Australia risks isolation unless it prices carbon: adviser
CANBERRA |
CANBERRA (Reuters) - Australia's top climate adviser said on Tuesday the country faced isolation and potential trade retaliation unless it puts a price on carbon pollution and joins international efforts to fight global warming.
In his final report to the government, adviser Ross Garnaut also said Australia should consider a stronger emissions target, and the commitment to cut emissions by 5 percent of 2000 levels by 2020 should be the minimum target. Garnaut said the 2010 Cancun global climate meeting increased the need for Australia to set strong targets, after delegates agreed to limit global warming to no more than 2 degrees Celsius.
"If we didn't do much we would run great risks for Australia," Garnaut said. "It would be contrary to our national interest because it would make a strong global mitigation outcome less likely," he said, referring to global steps to fight climate change.
"Inaction by Australia, with the highest emissions per person in the developed world, would invite retaliation in trade and other areas of international cooperation," he says in the report.
Prime Minister Julia Gillard wants a carbon tax from July 2012 on the country's 1,000 biggest polluters, with a transition to a full emissions trade scheme three to five years later.
Government, Greens and independent lawmakers are currently working out details of the tax, including the starting price and levels of compensation for industry and households, with final details expected by early July.
But winning agreement is far from certain.
Australia's Labor government has struggled to introduce a carbon price as the cornerstone of its climate policy since it first came to power 2007, when Labor defeated conservative prime minister, John Howard.

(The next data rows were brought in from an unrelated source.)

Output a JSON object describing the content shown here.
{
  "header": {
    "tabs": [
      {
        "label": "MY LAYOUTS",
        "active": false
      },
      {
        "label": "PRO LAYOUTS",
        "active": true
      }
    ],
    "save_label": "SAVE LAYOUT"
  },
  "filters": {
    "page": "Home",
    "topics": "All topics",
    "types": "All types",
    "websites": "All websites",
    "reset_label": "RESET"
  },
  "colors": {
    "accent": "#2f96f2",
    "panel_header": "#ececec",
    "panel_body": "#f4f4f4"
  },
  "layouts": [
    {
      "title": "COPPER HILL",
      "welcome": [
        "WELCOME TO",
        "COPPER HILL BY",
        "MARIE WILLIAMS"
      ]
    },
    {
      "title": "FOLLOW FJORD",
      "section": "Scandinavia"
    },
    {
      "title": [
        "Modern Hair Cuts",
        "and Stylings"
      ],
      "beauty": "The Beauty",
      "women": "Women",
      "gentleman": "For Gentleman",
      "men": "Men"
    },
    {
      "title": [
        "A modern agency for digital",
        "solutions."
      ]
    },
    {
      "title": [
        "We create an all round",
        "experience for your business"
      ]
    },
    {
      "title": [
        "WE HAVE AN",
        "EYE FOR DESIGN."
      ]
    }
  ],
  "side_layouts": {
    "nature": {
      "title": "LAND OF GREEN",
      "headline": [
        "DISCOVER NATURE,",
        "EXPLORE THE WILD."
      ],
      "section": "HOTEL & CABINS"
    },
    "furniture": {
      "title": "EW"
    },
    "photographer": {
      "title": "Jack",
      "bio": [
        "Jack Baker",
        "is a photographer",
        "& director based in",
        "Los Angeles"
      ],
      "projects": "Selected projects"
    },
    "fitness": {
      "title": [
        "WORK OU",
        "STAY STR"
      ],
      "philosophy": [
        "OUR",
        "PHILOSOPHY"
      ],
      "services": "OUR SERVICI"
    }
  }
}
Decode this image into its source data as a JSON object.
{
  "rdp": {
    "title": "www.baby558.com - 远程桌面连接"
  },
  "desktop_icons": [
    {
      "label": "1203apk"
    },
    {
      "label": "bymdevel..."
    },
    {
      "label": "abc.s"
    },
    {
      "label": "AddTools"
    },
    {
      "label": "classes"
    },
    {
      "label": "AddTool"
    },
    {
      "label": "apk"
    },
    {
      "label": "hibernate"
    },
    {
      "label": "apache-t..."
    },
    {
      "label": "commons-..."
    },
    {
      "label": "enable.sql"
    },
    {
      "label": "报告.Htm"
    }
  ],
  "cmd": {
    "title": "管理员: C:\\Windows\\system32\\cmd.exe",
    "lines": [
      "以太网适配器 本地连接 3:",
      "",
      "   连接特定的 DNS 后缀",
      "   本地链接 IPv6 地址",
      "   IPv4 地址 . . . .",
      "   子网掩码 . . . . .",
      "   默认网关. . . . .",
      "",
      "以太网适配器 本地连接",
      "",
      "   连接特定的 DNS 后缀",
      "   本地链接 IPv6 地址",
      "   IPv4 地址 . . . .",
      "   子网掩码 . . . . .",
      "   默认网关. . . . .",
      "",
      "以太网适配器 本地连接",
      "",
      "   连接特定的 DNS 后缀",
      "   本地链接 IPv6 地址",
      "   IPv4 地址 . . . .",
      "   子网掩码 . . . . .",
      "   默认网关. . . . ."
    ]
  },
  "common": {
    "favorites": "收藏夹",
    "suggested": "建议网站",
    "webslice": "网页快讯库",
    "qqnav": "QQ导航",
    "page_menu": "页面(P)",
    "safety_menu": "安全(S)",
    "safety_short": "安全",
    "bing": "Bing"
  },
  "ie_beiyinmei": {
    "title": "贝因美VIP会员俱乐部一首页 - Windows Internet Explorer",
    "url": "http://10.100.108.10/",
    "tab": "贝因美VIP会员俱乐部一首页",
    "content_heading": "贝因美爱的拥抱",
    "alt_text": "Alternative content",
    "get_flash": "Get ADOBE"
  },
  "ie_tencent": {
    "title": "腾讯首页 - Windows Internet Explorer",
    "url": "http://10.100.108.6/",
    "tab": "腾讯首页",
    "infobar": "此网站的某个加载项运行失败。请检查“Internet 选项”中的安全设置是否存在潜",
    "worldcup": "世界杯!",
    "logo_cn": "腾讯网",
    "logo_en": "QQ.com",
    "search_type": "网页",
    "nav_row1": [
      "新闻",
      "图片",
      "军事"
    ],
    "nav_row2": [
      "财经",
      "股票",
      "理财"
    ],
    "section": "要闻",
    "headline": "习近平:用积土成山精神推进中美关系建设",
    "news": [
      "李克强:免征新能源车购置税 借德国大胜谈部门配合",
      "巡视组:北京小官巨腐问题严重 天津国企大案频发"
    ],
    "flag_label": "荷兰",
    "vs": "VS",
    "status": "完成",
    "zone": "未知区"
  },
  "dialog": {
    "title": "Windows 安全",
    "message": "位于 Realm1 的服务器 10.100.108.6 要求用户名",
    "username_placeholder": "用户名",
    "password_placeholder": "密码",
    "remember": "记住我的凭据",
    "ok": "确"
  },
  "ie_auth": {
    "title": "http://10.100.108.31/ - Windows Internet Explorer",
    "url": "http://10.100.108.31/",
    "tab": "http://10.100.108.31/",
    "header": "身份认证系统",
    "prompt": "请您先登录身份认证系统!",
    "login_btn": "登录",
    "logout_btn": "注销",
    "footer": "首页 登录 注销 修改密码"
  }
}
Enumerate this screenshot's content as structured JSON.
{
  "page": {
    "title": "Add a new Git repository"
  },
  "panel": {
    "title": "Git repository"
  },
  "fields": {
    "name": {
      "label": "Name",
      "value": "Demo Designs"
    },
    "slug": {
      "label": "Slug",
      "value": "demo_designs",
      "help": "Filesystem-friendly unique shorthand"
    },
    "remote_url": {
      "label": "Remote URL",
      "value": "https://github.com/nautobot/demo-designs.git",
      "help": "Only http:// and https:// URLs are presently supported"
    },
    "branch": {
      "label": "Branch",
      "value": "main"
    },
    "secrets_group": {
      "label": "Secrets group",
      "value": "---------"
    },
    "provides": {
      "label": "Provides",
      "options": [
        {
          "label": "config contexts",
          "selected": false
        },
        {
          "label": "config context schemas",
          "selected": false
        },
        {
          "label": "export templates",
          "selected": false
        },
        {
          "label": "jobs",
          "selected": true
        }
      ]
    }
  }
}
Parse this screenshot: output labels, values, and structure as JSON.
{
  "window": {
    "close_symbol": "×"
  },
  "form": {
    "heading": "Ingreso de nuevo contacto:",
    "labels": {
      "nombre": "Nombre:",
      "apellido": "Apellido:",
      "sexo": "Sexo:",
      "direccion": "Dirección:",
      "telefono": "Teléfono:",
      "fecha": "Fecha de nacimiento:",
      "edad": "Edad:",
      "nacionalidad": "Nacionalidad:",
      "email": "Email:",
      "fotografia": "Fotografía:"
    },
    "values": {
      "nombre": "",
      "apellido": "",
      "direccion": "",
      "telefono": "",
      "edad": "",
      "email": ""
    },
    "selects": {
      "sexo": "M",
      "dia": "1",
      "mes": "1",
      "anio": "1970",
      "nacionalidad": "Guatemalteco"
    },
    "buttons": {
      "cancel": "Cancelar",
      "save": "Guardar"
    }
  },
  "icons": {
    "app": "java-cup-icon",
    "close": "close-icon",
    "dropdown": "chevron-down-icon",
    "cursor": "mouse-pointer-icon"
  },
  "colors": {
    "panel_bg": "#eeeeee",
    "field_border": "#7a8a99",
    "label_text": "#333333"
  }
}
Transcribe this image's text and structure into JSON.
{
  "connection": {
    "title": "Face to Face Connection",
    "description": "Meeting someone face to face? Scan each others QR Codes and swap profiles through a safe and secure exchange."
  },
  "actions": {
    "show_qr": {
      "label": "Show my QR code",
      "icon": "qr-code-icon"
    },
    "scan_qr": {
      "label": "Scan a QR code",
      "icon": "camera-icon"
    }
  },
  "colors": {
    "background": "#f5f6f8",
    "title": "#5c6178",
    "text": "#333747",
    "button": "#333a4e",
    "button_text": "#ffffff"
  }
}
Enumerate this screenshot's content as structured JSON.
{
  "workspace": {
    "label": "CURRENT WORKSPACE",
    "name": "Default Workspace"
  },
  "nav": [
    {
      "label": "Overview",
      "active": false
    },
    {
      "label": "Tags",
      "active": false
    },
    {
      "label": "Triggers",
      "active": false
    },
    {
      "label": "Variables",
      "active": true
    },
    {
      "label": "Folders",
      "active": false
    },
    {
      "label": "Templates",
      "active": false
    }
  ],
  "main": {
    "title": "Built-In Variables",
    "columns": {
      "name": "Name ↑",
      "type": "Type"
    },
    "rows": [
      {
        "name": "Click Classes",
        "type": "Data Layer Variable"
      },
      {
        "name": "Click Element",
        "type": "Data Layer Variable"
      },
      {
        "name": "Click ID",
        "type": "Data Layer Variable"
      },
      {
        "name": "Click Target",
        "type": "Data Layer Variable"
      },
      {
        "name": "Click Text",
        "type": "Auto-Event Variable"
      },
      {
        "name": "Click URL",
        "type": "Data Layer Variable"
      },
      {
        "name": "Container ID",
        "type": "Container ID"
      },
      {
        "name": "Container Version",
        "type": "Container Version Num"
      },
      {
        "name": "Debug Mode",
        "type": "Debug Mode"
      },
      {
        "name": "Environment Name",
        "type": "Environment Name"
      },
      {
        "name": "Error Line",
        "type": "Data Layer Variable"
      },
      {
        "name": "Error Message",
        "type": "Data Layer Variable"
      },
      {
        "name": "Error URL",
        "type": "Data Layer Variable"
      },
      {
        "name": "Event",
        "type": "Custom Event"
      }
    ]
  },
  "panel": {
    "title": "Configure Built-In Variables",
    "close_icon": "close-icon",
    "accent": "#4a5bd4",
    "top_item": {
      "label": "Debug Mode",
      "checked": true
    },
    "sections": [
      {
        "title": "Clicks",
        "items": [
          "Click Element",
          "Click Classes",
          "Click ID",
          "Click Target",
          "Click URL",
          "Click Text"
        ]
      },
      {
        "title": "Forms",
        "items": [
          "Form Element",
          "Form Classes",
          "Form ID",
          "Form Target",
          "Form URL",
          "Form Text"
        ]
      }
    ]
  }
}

Since then the carbon price issue has seen three more political leaders, one Labor PM and two Liberal party leaders, toppled and Labor's carbon price legislation defeated twice in parliament.
Gillard said she would consider Garnaut's final report.
"Pricing carbon is an economic reform where the benefits far outweigh the costs," she said.
"He tells us a fixed price followed by a carbon trading scheme is the best path forward to reduce the dangers of climate change without damaging the prosperity of the Australian nation."
Australia, the world's biggest coal exporter, produces about 1.5 percent of global emissions. It relies on coal for 80 percent of electricity generation and is struggling to rein in growing emissions, particularly from the mining, oil and gas sectors.
CALL FOR STRONGER TARGET
Business has called for the price to start at A$10 a tonne, although more business groups, including oil producer Shell, are backing emissions trading schemes to give business more investment certainty.
"We would recommend that emissions trading schemes become established, because we think that would be the most economically efficient way of directing investment," said Jeremy Benthan, Shell's vice president of global business environment.
Environment groups said the government now needed to set stronger emissions targets and ensure a high carbon price to fight global warming.
"The real test for any agreed pollution package will be whether Australia's pollution levels are falling and whether we are driving domestic transformation and investment in Australia's world-class, clean-energy resources," said John Connor, chief executive of the Climate Institute think tank.
To pass the carbon tax laws, Gillard's minority government needs support from the Greens and three independents, who continue to argue about details of the carbon price and emissions targets.
To break the political deadlock, Garnaut has proposed an independent advisory body be set up to decide on future targets, once the emissions trading scheme is in place.
He said a carbon price of A$26/tonne would be needed for Australia to reach its 2020 emissions target. It would raise A$11.5 billion in its first year, 2012-13. Revenue would rise for 10 years, but then stabilize and fall as emissions fall.
He said 55 percent of the revenue should to be given to households, to compensate for higher prices, and 35 percent to compensate business.
The revenue would include potential sales of about 10 percent of undated permits, for use in future years, which would help set up a small secondary market and establish a forward price for carbon when the emissions trade scheme starts.
He also proposed an independent carbon bank to guarantee the integrity of the Australian market and oversee the issue of permits, to help Australia avoid the kind of problems that have plagued the European emissions trading scheme.
But Garnaut warned that Australia faced more natural disasters even if warming was limited to two degrees Celsius, leading to more intense droughts, floods and bushfires.
Floods and storms in eastern Australia last December and earlier this year killed dozens of people, damaged homes, roads and bridges and disrupted billions of dollars worth of coal exports. Sugar and other crops were also damaged.